Um suporte de papel higiênico (aquele rolinho que você coloca dentro do rolo de papel) é algo barato, não?
Através da luta contra assaltos a “rolinhos de papel higiênico”, uma diretora de faculdade da Bahia mostrou como é importante o respeito ao espaço público e como a luta contra a bandidagem começa pelas pequenas coisas.
Este texto é do Prof Dr Paulo Costa Lima, da UFBA, e o original pode ser acessado CLICANDO AQUI.
FACULDADE ELIMINOU ROUBOS REPONDO OBJETO FURTADO 241 VEZES
Ela decidiu peitar a bandidagem…
Minha amiga era vice-diretora da faculdade de arquitetura e o pessoal da limpeza vivia atazanando seu gabinete… Todo dia sumiam aqueles rolinhos, como é o nome daquilo..?
Aquele negócio redondinho que antigamente era de madeira e tinha uma mola por dentro, hoje é de plástico…
Entra nos dois furos da parede e segura o rolo de papel higiênico.
Ela chegava todo dia e era o mesmo caso. Roubaram os rolinhos. Não tem onde botar o papel. Os banheiros sujos. Os rolos de papel no chão, ou pior, desenrolados na cesta de lixo. Privada entupida… Pode um negócio desses?
Pensou, pensou, e acabou achando uma solução completamente original. Mandou comprar 480 rolinhos e decidiu entrar na briga. Roubavam um rolinho, ela repunha imediatamente. Roubavam 2, 3, 20 rolinhos e lá estava o substituto, novinho em folha, na cara (e nos fundilhos) dos contraventores.
Ficou com uma sensação muito boa de que com ela ninguém podia. Nem a bandidagem. Onde já se viu? Roubar os rolinhos do suporte, na intimidade do alívio de cada dia…
Não podia botar câmeras. Isso foi no início dos 90. E mesmo não ia dar certo. A universidade pública. Iam pensar que a diretoria estava filmando as pessoas nuas sabe-se lá pra quê…

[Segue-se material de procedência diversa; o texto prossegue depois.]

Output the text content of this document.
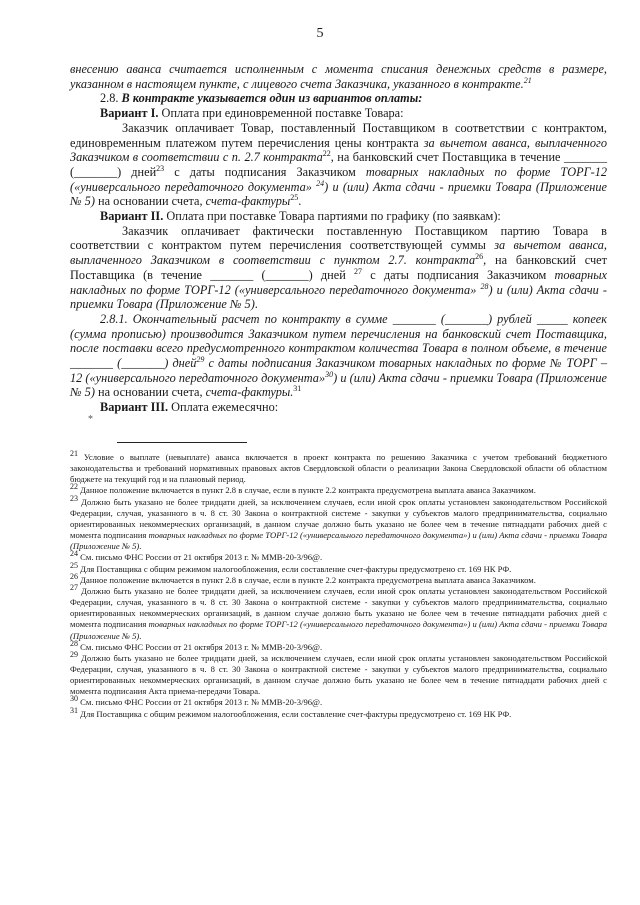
5

внесению аванса считается исполненным с момента списания денежных средств в размере, указанном в настоящем пункте, с лицевого счета Заказчика, указанного в контракте.$^{21}$

2.8. В контракте указывается один из вариантов оплаты:

Вариант I. Оплата при единовременной поставке Товара:

Заказчик оплачивает Товар, поставленный Поставщиком в соответствии с контрактом, единовременным платежом путем перечисления цены контракта за вычетом аванса, выплаченного Заказчиком в соответствии с п. 2.7 контракта$^{22}$, на банковский счет Поставщика в течение _______ (_______) дней$^{23}$ с даты подписания Заказчиком товарных накладных по форме ТОРГ-12 («универсального передаточного документа» $^{24}$) и (или) Акта сдачи - приемки Товара (Приложение № 5) на основании счета, счета-фактуры$^{25}$.

Вариант II. Оплата при поставке Товара партиями по графику (по заявкам):

Заказчик оплачивает фактически поставленную Поставщиком партию Товара в соответствии с контрактом путем перечисления соответствующей суммы за вычетом аванса, выплаченного Заказчиком в соответствии с пунктом 2.7. контракта$^{26}$, на банковский счет Поставщика (в течение _______ (_______) дней $^{27}$ с даты подписания Заказчиком товарных накладных по форме ТОРГ-12 («универсального передаточного документа» $^{28}$) и (или) Акта сдачи - приемки Товара (Приложение № 5).

2.8.1. Окончательный расчет по контракту в сумме _______ (_______) рублей _____ копеек (сумма прописью) производится Заказчиком путем перечисления на банковский счет Поставщика, после поставки всего предусмотренного контрактом количества Товара в полном объеме, в течение _______ (_______) дней$^{29}$ с даты подписания Заказчиком товарных накладных по форме № ТОРГ – 12 («универсального передаточного документа»$^{30}$) и (или) Акта сдачи - приемки Товара (Приложение № 5) на основании счета, счета-фактуры.$^{31}$

Вариант III. Оплата ежемесячно:

*

$^{21}$ Условие о выплате (невыплате) аванса включается в проект контракта по решению Заказчика с учетом требований бюджетного законодательства и требований нормативных правовых актов Свердловской области о реализации Закона Свердловской области об областном бюджете на текущий год и на плановый период.

$^{22}$ Данное положение включается в пункт 2.8 в случае, если в пункте 2.2 контракта предусмотрена выплата аванса Заказчиком.

$^{23}$ Должно быть указано не более тридцати дней, за исключением случаев, если иной срок оплаты установлен законодательством Российской Федерации, случая, указанного в ч. 8 ст. 30 Закона о контрактной системе - закупки у субъектов малого предпринимательства, социально ориентированных некоммерческих организаций, в данном случае должно быть указано не более чем в течение пятнадцати рабочих дней с момента подписания товарных накладных по форме ТОРГ-12 («универсального передаточного документа») и (или) Акта сдачи - приемки Товара (Приложение № 5).

$^{24}$ См. письмо ФНС России от 21 октября 2013 г. № ММВ-20-3/96@.

$^{25}$ Для Поставщика с общим режимом налогообложения, если составление счет-фактуры предусмотрено ст. 169 НК РФ.

$^{26}$ Данное положение включается в пункт 2.8 в случае, если в пункте 2.2 контракта предусмотрена выплата аванса Заказчиком.

$^{27}$ Должно быть указано не более тридцати дней, за исключением случаев, если иной срок оплаты установлен законодательством Российской Федерации, случая, указанного в ч. 8 ст. 30 Закона о контрактной системе - закупки у субъектов малого предпринимательства, социально ориентированных некоммерческих организаций, в данном случае должно быть указано не более чем в течение пятнадцати рабочих дней с момента подписания товарных накладных по форме ТОРГ-12 («универсального передаточного документа») и (или) Акта сдачи - приемки Товара (Приложение № 5).

$^{28}$ См. письмо ФНС России от 21 октября 2013 г. № ММВ-20-3/96@.

$^{29}$ Должно быть указано не более тридцати дней, за исключением случаев, если иной срок оплаты установлен законодательством Российской Федерации, случая, указанного в ч. 8 ст. 30 Закона о контрактной системе - закупки у субъектов малого предпринимательства, социально ориентированных некоммерческих организаций, в данном случае должно быть указано не более чем в течение пятнадцати рабочих дней с момента подписания Акта приема-передачи Товара.

$^{30}$ См. письмо ФНС России от 21 октября 2013 г. № ММВ-20-3/96@.

$^{31}$ Для Поставщика с общим режимом налогообложения, если составление счет-фактуры предусмотрено ст. 169 НК РФ.
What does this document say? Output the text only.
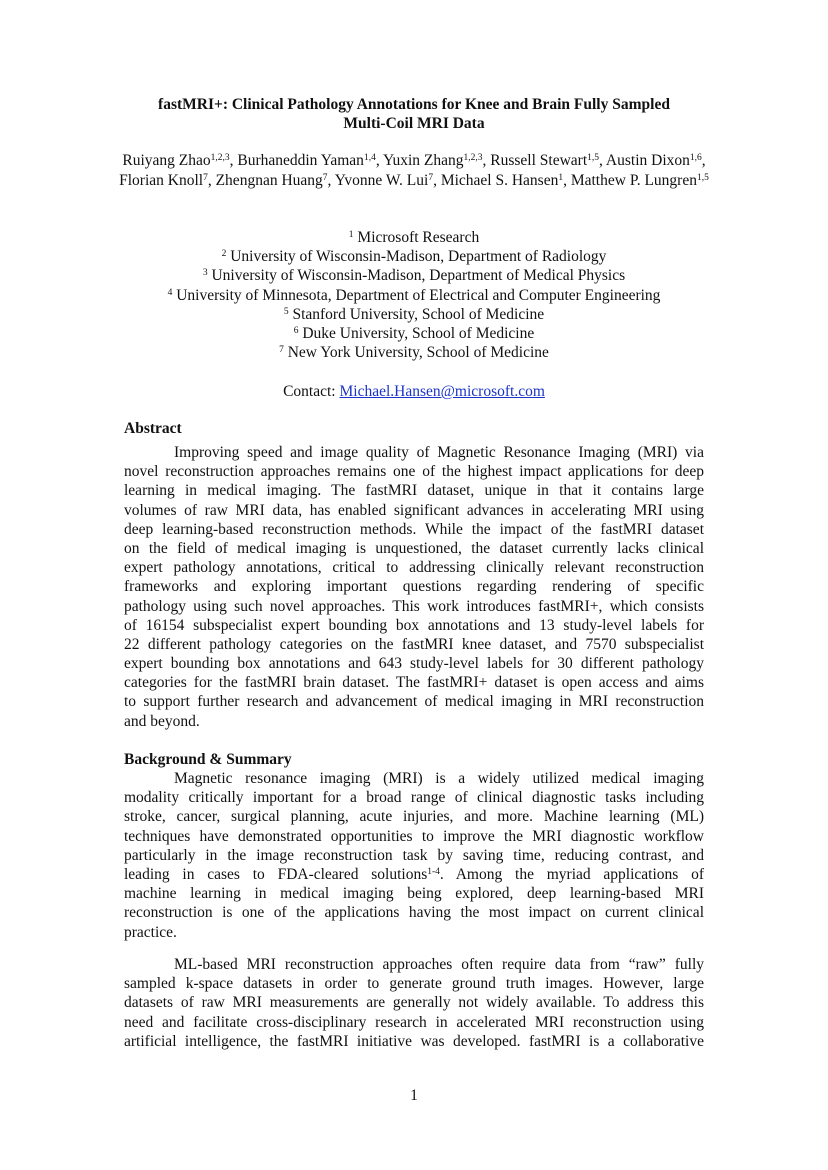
fastMRI+: Clinical Pathology Annotations for Knee and Brain Fully Sampled
Multi-Coil MRI Data
Ruiyang Zhao$^{1,2,3}$, Burhaneddin Yaman$^{1,4}$, Yuxin Zhang$^{1,2,3}$, Russell Stewart$^{1,5}$, Austin Dixon$^{1,6}$, Florian Knoll$^7$, Zhengnan Huang$^7$, Yvonne W. Lui$^7$, Michael S. Hansen$^1$, Matthew P. Lungren$^{1,5}$
$^1$ Microsoft Research
$^2$ University of Wisconsin-Madison, Department of Radiology
$^3$ University of Wisconsin-Madison, Department of Medical Physics
$^4$ University of Minnesota, Department of Electrical and Computer Engineering
$^5$ Stanford University, School of Medicine
$^6$ Duke University, School of Medicine
$^7$ New York University, School of Medicine
Contact: Michael.Hansen@microsoft.com
Abstract
Improving speed and image quality of Magnetic Resonance Imaging (MRI) via
novel reconstruction approaches remains one of the highest impact applications for deep
learning in medical imaging. The fastMRI dataset, unique in that it contains large
volumes of raw MRI data, has enabled significant advances in accelerating MRI using
deep learning-based reconstruction methods. While the impact of the fastMRI dataset
on the field of medical imaging is unquestioned, the dataset currently lacks clinical
expert pathology annotations, critical to addressing clinically relevant reconstruction
frameworks and exploring important questions regarding rendering of specific
pathology using such novel approaches. This work introduces fastMRI+, which consists
of 16154 subspecialist expert bounding box annotations and 13 study-level labels for
22 different pathology categories on the fastMRI knee dataset, and 7570 subspecialist
expert bounding box annotations and 643 study-level labels for 30 different pathology
categories for the fastMRI brain dataset. The fastMRI+ dataset is open access and aims
to support further research and advancement of medical imaging in MRI reconstruction
and beyond.
Background & Summary
Magnetic resonance imaging (MRI) is a widely utilized medical imaging
modality critically important for a broad range of clinical diagnostic tasks including
stroke, cancer, surgical planning, acute injuries, and more. Machine learning (ML)
techniques have demonstrated opportunities to improve the MRI diagnostic workflow
particularly in the image reconstruction task by saving time, reducing contrast, and
leading in cases to FDA-cleared solutions$^{1-4}$. Among the myriad applications of
machine learning in medical imaging being explored, deep learning-based MRI
reconstruction is one of the applications having the most impact on current clinical
practice.
ML-based MRI reconstruction approaches often require data from “raw” fully
sampled k-space datasets in order to generate ground truth images. However, large
datasets of raw MRI measurements are generally not widely available. To address this
need and facilitate cross-disciplinary research in accelerated MRI reconstruction using
artificial intelligence, the fastMRI initiative was developed. fastMRI is a collaborative
1
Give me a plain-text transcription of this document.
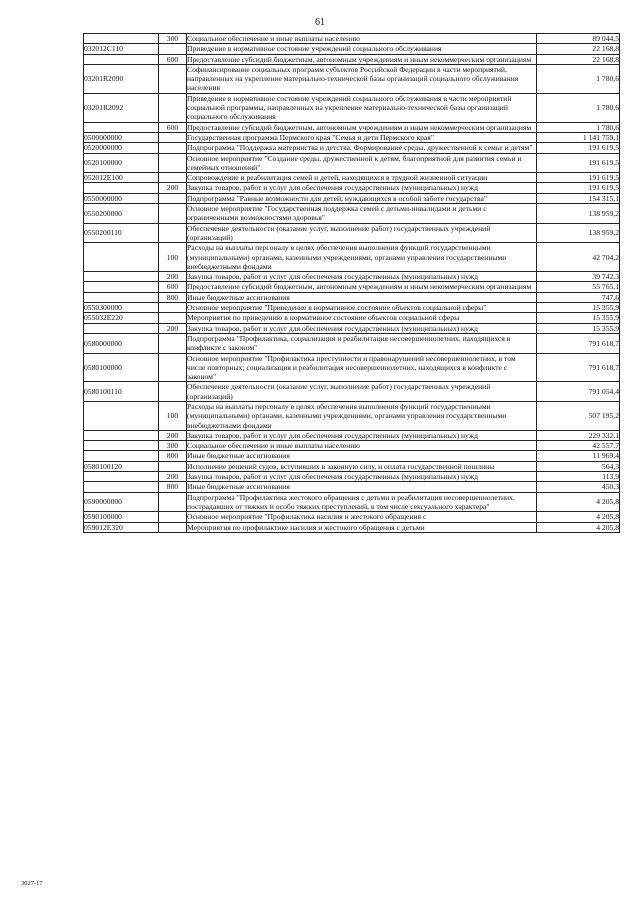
61
	300	Социальное обеспечение и иные выплаты населению	89 044,5
032012С110		Приведение в нормативное состояние учреждений социального обслуживания	22 168,8
	600	Предоставление субсидий бюджетным, автономным учреждениям и иным некоммерческим организациям	22 168,8
03201R2090		Софинансирование социальных программ субъектов Российской Федерации в части мероприятий, направленных на укрепление материально-технической базы организаций социального обслуживания населения	1 780,6
03201R2092		Приведение в нормативное состояние учреждений социального обслуживания в части мероприятий социальной программы, направленных на укрепление материально-технической базы организаций социального обслуживания	1 780,6
	600	Предоставление субсидий бюджетным, автономным учреждениям и иным некоммерческим организациям	1 780,6
0500000000		Государственная программа Пермского края "Семья и дети Пермского края"	1 141 759,1
0520000000		Подпрограмма "Поддержка материнства и детства. Формирование среды, дружественной к семье и детям"	191 619,5
0520100000		Основное мероприятие "Создание среды, дружественной к детям, благоприятной для развития семьи и семейных отношений"	191 619,5
052012Е100		Сопровождение и реабилитация семей и детей, находящихся в трудной жизненной ситуации	191 619,5
	200	Закупка товаров, работ и услуг для обеспечения государственных (муниципальных) нужд	191 619,5
0550000000		Подпрограмма "Равные возможности для детей, нуждающихся в особой заботе государства"	154 315,1
0550200000		Основное мероприятие "Государственная поддержка семей с детьми-инвалидами и детьми с ограниченными возможностями здоровья"	138 959,2
0550200110		Обеспечение деятельности (оказание услуг, выполнение работ) государственных учреждений (организаций)	138 959,2
	100	Расходы на выплаты персоналу в целях обеспечения выполнения функций государственными (муниципальными) органами, казенными учреждениями, органами управления государственными внебюджетными фондами	42 704,2
	200	Закупка товаров, работ и услуг для обеспечения государственных (муниципальных) нужд	39 742,3
	600	Предоставление субсидий бюджетным, автономным учреждениям и иным некоммерческим организациям	55 765,1
	800	Иные бюджетные ассигнования	747,6
0550300000		Основное мероприятие "Приведение в нормативное состояние объектов социальной сферы"	15 355,9
055032Е220		Мероприятия по приведению в нормативное состояние объектов социальной сферы	15 355,9
	200	Закупка товаров, работ и услуг для обеспечения государственных (муниципальных) нужд	15 355,9
0580000000		Подпрограмма "Профилактика, социализация и реабилитация несовершеннолетних, находящихся в конфликте с законом"	791 618,7
0580100000		Основное мероприятие "Профилактика преступности и правонарушений несовершеннолетних, в том числе повторных; социализация и реабилитация несовершеннолетних, находящихся в конфликте с законом"	791 618,7
0580100110		Обеспечение деятельности (оказание услуг, выполнение работ) государственных учреждений (организаций)	791 054,4
	100	Расходы на выплаты персоналу в целях обеспечения выполнения функций государственными (муниципальными) органами, казенными учреждениями, органами управления государственными внебюджетными фондами	507 195,2
	200	Закупка товаров, работ и услуг для обеспечения государственных (муниципальных) нужд	229 332,1
	300	Социальное обеспечение и иные выплаты населению	42 557,7
	800	Иные бюджетные ассигнования	11 969,4
0580100120		Исполнение решений судов, вступивших в законную силу, и оплата государственной пошлины	564,3
	200	Закупка товаров, работ и услуг для обеспечения государственных (муниципальных) нужд	113,9
	800	Иные бюджетные ассигнования	450,3
0590000000		Подпрограмма "Профилактика жестокого обращения с детьми и реабилитация несовершеннолетних, пострадавших от тяжких и особо тяжких преступлений, в том числе сексуального характера"	4 205,8
0590100000		Основное мероприятие "Профилактика насилия и жестокого обращения с	4 205,8
059012Е320		Мероприятия по профилактике насилия и жестокого обращения с детьми	4 205,8
3027-17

Preocupava-se com o aspecto de contravenção do seu próprio ato administrativo. O que diria ao Reitor sobre esse gasto excessivo com rolinhos de suporte para papel higiênico?
Não sabia onde a coisa iria parar. Até quando iria ter que comprar pacotes de 480 acessórios? O que diria a Divisão de Material?
Mas o espírito da luta, e a nobreza da causa acabaram falando mais alto. E também pensava na economia com o gasto de papel. Afinal, teria alguns argumentos. Continuou repondo e repondo…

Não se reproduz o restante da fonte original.